The bad news for Penn State is that much like 2020, the 2021 slate features a trip to Wisconsin and hosting SEC based Auburn in Week 3, so there isn’t much room to ease into things.
It stands to reason that Penn State’s opening three weeks in 2021 will be slightly less dramatic with a far more normal offseason in the works. All the same, there won’t be much room for mistakes or miscues, one of the great advantages of a normal out of conference slate is the ability to work out the kinds without much cost.
Of course when you start on the road with a Big Ten game for the second-straight year, life is never going to be as easy as facing Kent State on a sunny afternoon at Beaver Stadium.
The difficult opening few weeks is going to be the new norm for Penn State in the foreseeable future though. In 2022 the Nittany Lion face Auburn on the road in Week 2, and then in 2023 and 2024 Penn State will open against West Virginia at home and then on the road. No matter where those respective programs might find themselves in the future aside, one imagines the quality and competition will be far more than the cupcakes of years gone by.
“We’ve got a pretty challenging early part of our schedule, not only from a Big Ten perspective but also from an out of conference perspective as well,” Franklin said. “I think it’s a motivator for our guys. We’re gonna find out – have a pretty good idea of who we are very early and be tested. Probably in some ways you could make some, some comparisons to maybe the 2016 season. We faced a pretty tough schedule very early on, and we’re able to grow from that as the year went on.”

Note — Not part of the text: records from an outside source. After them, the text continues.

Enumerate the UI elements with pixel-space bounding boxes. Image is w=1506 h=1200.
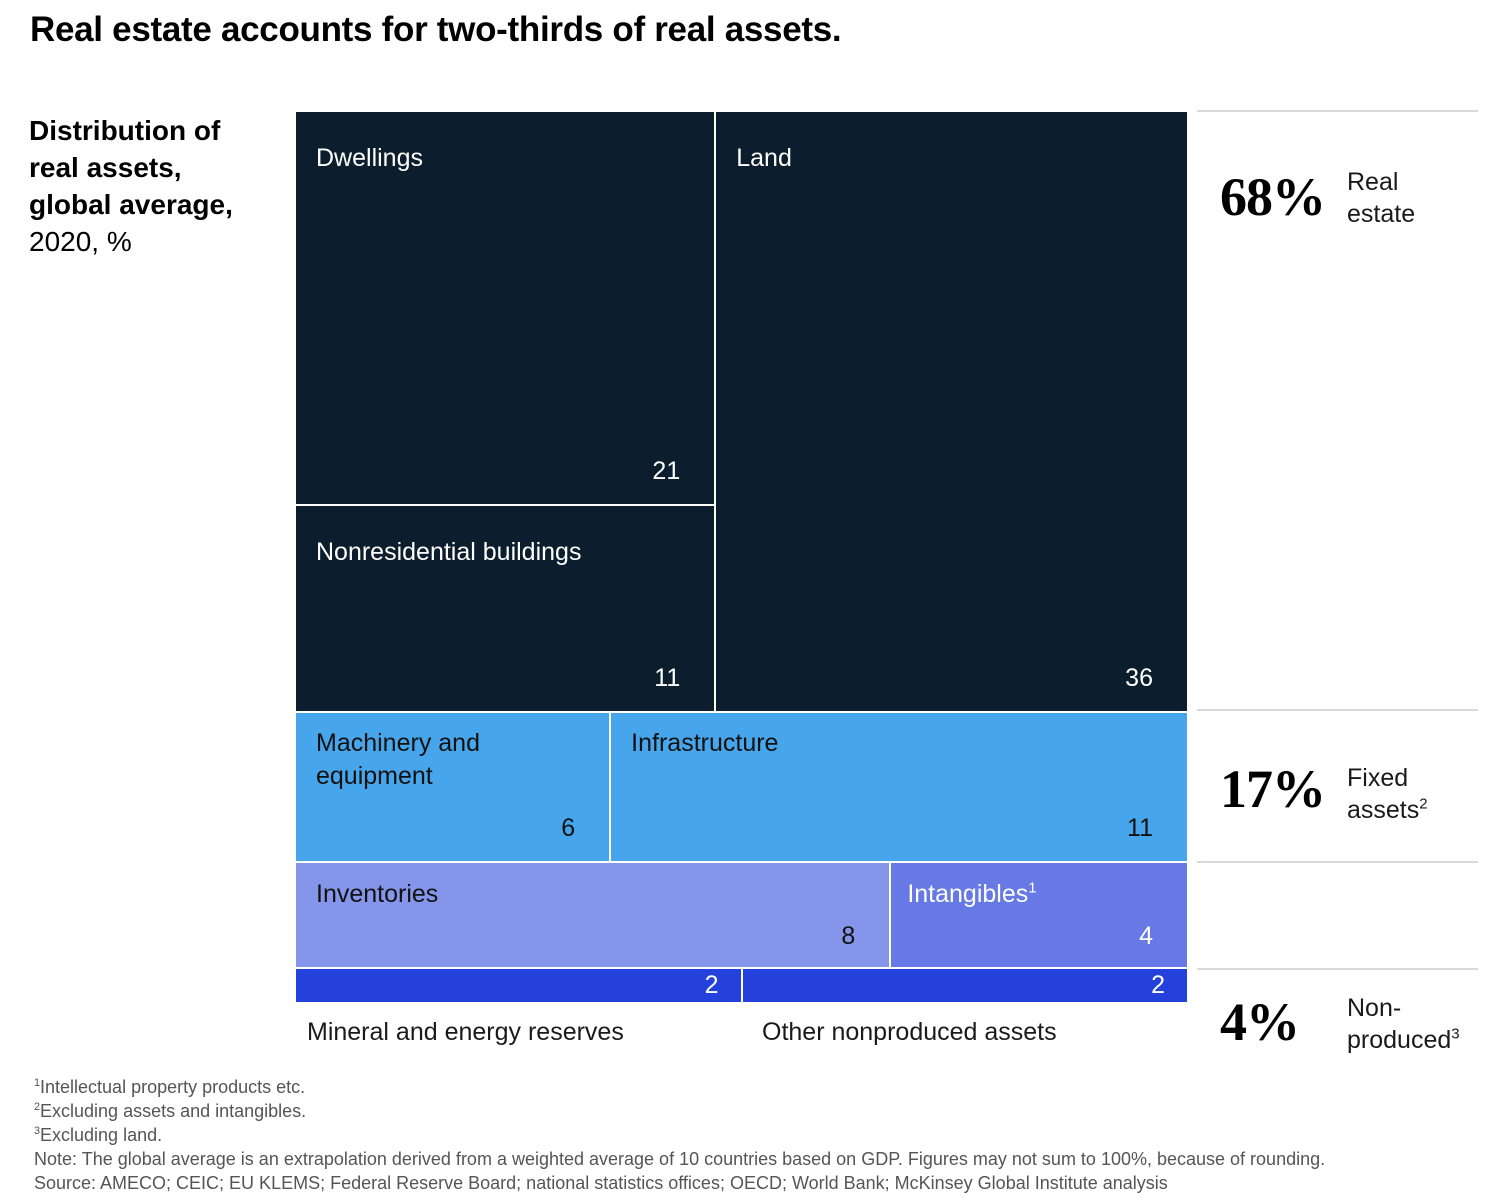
footnote-text: Excluding land. [40,1125,163,1145]
cell-infrastructure: Infrastructure 11 [610,711,1188,862]
cell-intangibles: Intangibles1 4 [890,861,1188,968]
summary-pct-nonproduced: 4% [1220,992,1300,1052]
summary-label-line: produced3 [1347,1024,1460,1056]
summary-label-line: Fixed [1347,764,1409,792]
footnote-marker: 3 [1451,1025,1460,1043]
cell-inventories: Inventories 8 [295,861,891,968]
summary-label-line: assets2 [1347,794,1428,826]
chart-title: Real estate accounts for two-thirds of r… [30,10,842,49]
subtitle-line: real assets, [29,152,182,183]
separator-line [1197,110,1478,112]
footnote-marker: 2 [34,1101,41,1113]
cell-value: 11 [654,663,681,692]
separator-line [1197,968,1478,970]
cell-dwellings: Dwellings 21 [295,111,716,506]
footnote-marker: 3 [34,1125,41,1137]
summary-label-line: Real [1347,168,1399,196]
summary-label-text: produced [1347,1026,1452,1054]
summary-label-line: Non- [1347,994,1402,1022]
cell-value: 21 [652,457,681,486]
note: Note: The global average is an extrapola… [34,1147,1325,1171]
separator-line [1197,709,1478,711]
footnote-marker: 2 [1419,795,1428,813]
source: Source: AMECO; CEIC; EU KLEMS; Federal R… [34,1171,1325,1195]
cell-label: Land [736,144,792,172]
label-mineral-and-energy-reserves: Mineral and energy reserves [307,1018,624,1046]
cell-machinery-and-equipment: Machinery and equipment 6 [295,711,611,862]
summary-pct-fixed-assets: 17% [1220,759,1326,819]
cell-label: Inventories [316,879,439,908]
cell-value: 11 [1127,813,1153,842]
summary-label-text: assets [1347,796,1420,824]
summary-label-real-estate: Real estate [1347,166,1415,230]
cell-mineral-and-energy-reserves: 2 [295,967,742,1003]
note-text: Note: The global average is an extrapola… [34,1149,1326,1169]
summary-label-nonproduced: Non- produced3 [1347,992,1460,1056]
label-other-nonproduced-assets: Other nonproduced assets [762,1018,1057,1046]
cell-label: Infrastructure [631,728,779,757]
footnote-1: 1Intellectual property products etc. [34,1075,1325,1099]
cell-other-nonproduced-assets: 2 [741,967,1188,1003]
cell-label: Nonresidential buildings [316,538,582,567]
cell-value: 2 [1151,970,1165,999]
source-text: Source: AMECO; CEIC; EU KLEMS; Federal R… [34,1173,1168,1193]
footnote-text: Intellectual property products etc. [40,1077,306,1097]
summary-label-fixed-assets: Fixed assets2 [1347,762,1428,826]
separator-line [1197,861,1478,863]
cell-land: Land 36 [715,111,1188,712]
cell-label-text: Intangibles [907,879,1029,908]
subtitle-line: global average, [29,189,233,220]
footnotes: 1Intellectual property products etc. 2Ex… [34,1075,1325,1195]
cell-value: 4 [1139,921,1153,950]
summary-label-line: estate [1347,200,1416,228]
cell-value: 8 [841,921,856,950]
summary-pct-real-estate: 68% [1220,167,1326,227]
cell-label: Intangibles1 [907,878,1036,911]
footnote-2: 2Excluding assets and intangibles. [34,1099,1325,1123]
cell-value: 36 [1125,663,1153,692]
footnote-marker: 1 [34,1077,41,1089]
cell-label: Machinery and equipment [316,728,480,790]
footnote-marker: 1 [1028,879,1037,897]
cell-value: 6 [561,813,576,842]
cell-label: Dwellings [316,144,423,172]
chart-subtitle: Distribution of real assets, global aver… [29,112,289,260]
footnote-3: 3Excluding land. [34,1123,1325,1147]
subtitle-line: Distribution of [29,115,221,146]
subtitle-unit: 2020, % [29,226,132,257]
cell-value: 2 [704,970,719,999]
cell-nonresidential-buildings: Nonresidential buildings 11 [295,505,716,712]
footnote-text: Excluding assets and intangibles. [40,1101,307,1121]
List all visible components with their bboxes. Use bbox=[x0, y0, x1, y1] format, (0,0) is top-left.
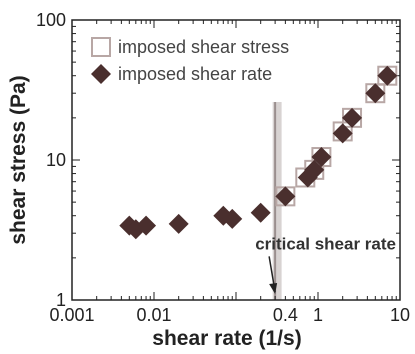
shear-rate-point bbox=[250, 202, 271, 223]
y-tick-label: 10 bbox=[46, 150, 66, 170]
x-tick-label: 10 bbox=[390, 305, 410, 325]
y-tick-label: 100 bbox=[36, 10, 66, 30]
axes: 0.001 0.01 0.4 1 10 1 10 100 bbox=[36, 10, 410, 325]
shear-rate-point bbox=[136, 215, 157, 236]
shear-rate-point bbox=[377, 65, 398, 86]
data-points bbox=[119, 65, 398, 240]
y-axis-label: shear stress (Pa) bbox=[7, 75, 30, 244]
legend-label-shear-stress: imposed shear stress bbox=[118, 37, 289, 57]
shear-rate-point bbox=[222, 208, 243, 229]
critical-shear-rate-label: critical shear rate bbox=[255, 234, 396, 253]
shear-rate-point bbox=[275, 186, 296, 207]
legend: imposed shear stress imposed shear rate bbox=[91, 37, 289, 84]
x-tick-label: 0.4 bbox=[273, 305, 298, 325]
y-tick-label: 1 bbox=[56, 290, 66, 310]
legend-label-shear-rate: imposed shear rate bbox=[118, 64, 272, 84]
shear-rate-point bbox=[332, 123, 353, 144]
x-axis-label: shear rate (1/s) bbox=[152, 327, 301, 350]
annotation: critical shear rate bbox=[255, 234, 396, 294]
x-tick-label: 0.001 bbox=[49, 305, 94, 325]
x-tick-label: 1 bbox=[313, 305, 323, 325]
x-tick-label: 0.01 bbox=[136, 305, 171, 325]
legend-square-icon bbox=[91, 37, 111, 57]
plot-frame bbox=[71, 19, 401, 301]
shear-rate-point bbox=[342, 107, 363, 128]
annotation-arrowhead bbox=[269, 283, 278, 294]
shear-rate-point bbox=[168, 213, 189, 234]
legend-diamond-icon bbox=[91, 64, 111, 84]
shear-rate-point bbox=[311, 147, 332, 168]
shear-rate-point bbox=[365, 83, 386, 104]
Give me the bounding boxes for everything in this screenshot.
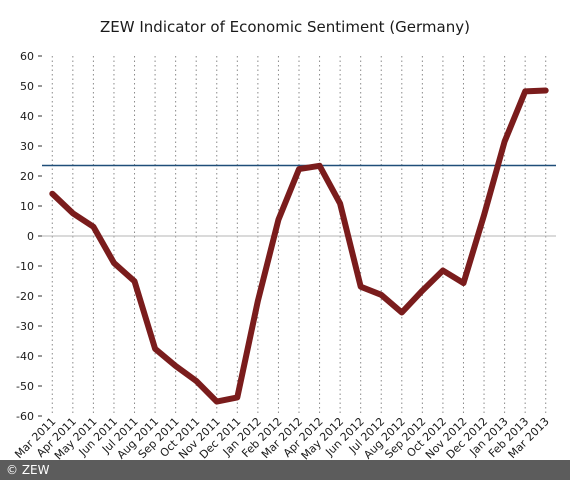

Franklin isn’t wrong, Penn State faced Pitt on the road and Michigan on the road in Week 2 and Week 4 with a 34-27 win over Temple sandwiched in between in 2016, all while getting a grasp on then new offensive coordinator Joe Moorhead’s system. In the end the Nittany Lions went 2-2 to open up an eventual Big Ten winning season. Franklin and his staff will be hopeful to repeat how the season ended in 2021, but not how it started.
“Hopefully [the start of the season doesn’t have] the same results,” Franklin said with a laugh. “Just to be clear.”
And he’ll do his best to make the most of the next 162 days, even if there really are far fewer of them to work with.